Espécie de ensaio para o O Jardim dos Finzi-Contini (1962), transformado em (bom) filme por Vittorio De Sica, Os Óculos de Ouro (1958) é uma novela curta, mas densa, parte daquilo que ficou conhecido como o ciclo dos “Romances de Ferrara”, no qual o autor disseca, com elegância e dor contida, a vida moral na Itália fascista, no período de entreguerras. É uma narrativa onde a intimidade do indivíduo e a violência da sociedade lutam em silêncio.
A história gira em torno do Dr. Fadigati, um respeitado otorrinolaringologista que se estabelece em Ferrara — ele é culto, educado, solitário. Traz à cidade um certo glamour, uma elegância que seus colegas não tinham. Mas há algo nele que escapa aos códigos burgueses da cidade. Por que ele não casa com uma das moças da cidade? Já sentiram o problema, né? Os círculos sociais fingem não ver aquilo.
Narrada por um jovem judeu (alter ego do próprio Bassani), a novela alterna o olhar sobre Fadigati e a experiência pessoal do narrador, que também vai se marginalizando por ser judeu num regime que começa a institucionalizar o antissemitismo. Quando Fadigati se envolve com um rapaz da cidade, sua reputação desmorona. O escárnio torna-se implacável. O narrador observa — e se vê espelhado na derrocada do médico. Ambos estão condenados não por suas ações, mas por aquilo que são, diante de um mundo que exige hipocrisia.
(As cenas passadas no trem, onde Fadigati frequentemente viaja com estudantes a fim de passar uns dias em Bolonha — para ver óperas e ter encontros –, são extraordinárias).
Sim, é um livro sobre o preconceito: tanto contra judeus quanto contra os homossexuais. Também sobre a classe média fascista: respeitável e cruel.
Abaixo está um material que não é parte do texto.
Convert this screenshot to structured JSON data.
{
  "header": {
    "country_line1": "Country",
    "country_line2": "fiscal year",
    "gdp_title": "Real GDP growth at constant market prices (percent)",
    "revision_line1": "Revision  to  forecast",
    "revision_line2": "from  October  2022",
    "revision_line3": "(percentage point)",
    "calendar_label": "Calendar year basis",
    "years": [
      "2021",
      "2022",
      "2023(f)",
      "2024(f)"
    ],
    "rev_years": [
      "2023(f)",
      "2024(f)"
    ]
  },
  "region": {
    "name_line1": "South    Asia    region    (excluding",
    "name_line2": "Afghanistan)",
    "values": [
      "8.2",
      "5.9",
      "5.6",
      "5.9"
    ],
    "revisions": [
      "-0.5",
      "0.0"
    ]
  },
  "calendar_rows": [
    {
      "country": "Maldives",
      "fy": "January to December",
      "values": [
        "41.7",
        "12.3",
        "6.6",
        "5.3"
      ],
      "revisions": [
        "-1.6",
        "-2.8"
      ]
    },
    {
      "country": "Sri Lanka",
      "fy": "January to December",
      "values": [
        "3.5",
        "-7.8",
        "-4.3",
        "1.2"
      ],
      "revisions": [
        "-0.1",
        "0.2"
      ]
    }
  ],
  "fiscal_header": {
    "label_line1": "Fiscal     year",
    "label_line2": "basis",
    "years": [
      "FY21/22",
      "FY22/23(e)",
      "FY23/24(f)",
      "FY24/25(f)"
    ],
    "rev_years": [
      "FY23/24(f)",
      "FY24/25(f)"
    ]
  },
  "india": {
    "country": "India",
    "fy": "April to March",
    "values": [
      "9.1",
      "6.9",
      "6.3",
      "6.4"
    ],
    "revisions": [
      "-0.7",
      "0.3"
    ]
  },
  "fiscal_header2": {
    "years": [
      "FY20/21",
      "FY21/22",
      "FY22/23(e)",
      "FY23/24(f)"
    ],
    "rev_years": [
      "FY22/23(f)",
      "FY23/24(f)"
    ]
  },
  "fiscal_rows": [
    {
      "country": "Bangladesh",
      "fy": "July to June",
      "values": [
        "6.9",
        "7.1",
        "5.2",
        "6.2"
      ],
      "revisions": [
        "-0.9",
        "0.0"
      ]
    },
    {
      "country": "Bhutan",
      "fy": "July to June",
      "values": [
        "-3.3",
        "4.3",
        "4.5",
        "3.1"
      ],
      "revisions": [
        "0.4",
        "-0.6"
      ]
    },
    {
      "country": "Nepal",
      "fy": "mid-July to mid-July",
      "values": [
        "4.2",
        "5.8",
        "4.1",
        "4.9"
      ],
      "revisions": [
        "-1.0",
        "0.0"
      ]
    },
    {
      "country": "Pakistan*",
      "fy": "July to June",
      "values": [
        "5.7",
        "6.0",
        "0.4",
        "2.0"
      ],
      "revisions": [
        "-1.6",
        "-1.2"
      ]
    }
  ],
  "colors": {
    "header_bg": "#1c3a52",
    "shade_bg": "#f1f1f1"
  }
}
Giorgio Bassani (1916-2000) escreve com prosa clara, elegante e melancólica, como quem tenta conter a violência com formas perfeitas. O ritmo é calmo, mas carregado de tensão e afetividade. Nada explode — tudo apodrece. Não é apenas um livro sobre um médico homossexual e um jovem judeu. É, sobretudo, um livro sobre a postura de uma sociedade diante da diferença — e sobre o sofrimento de quem insiste em ser quem é.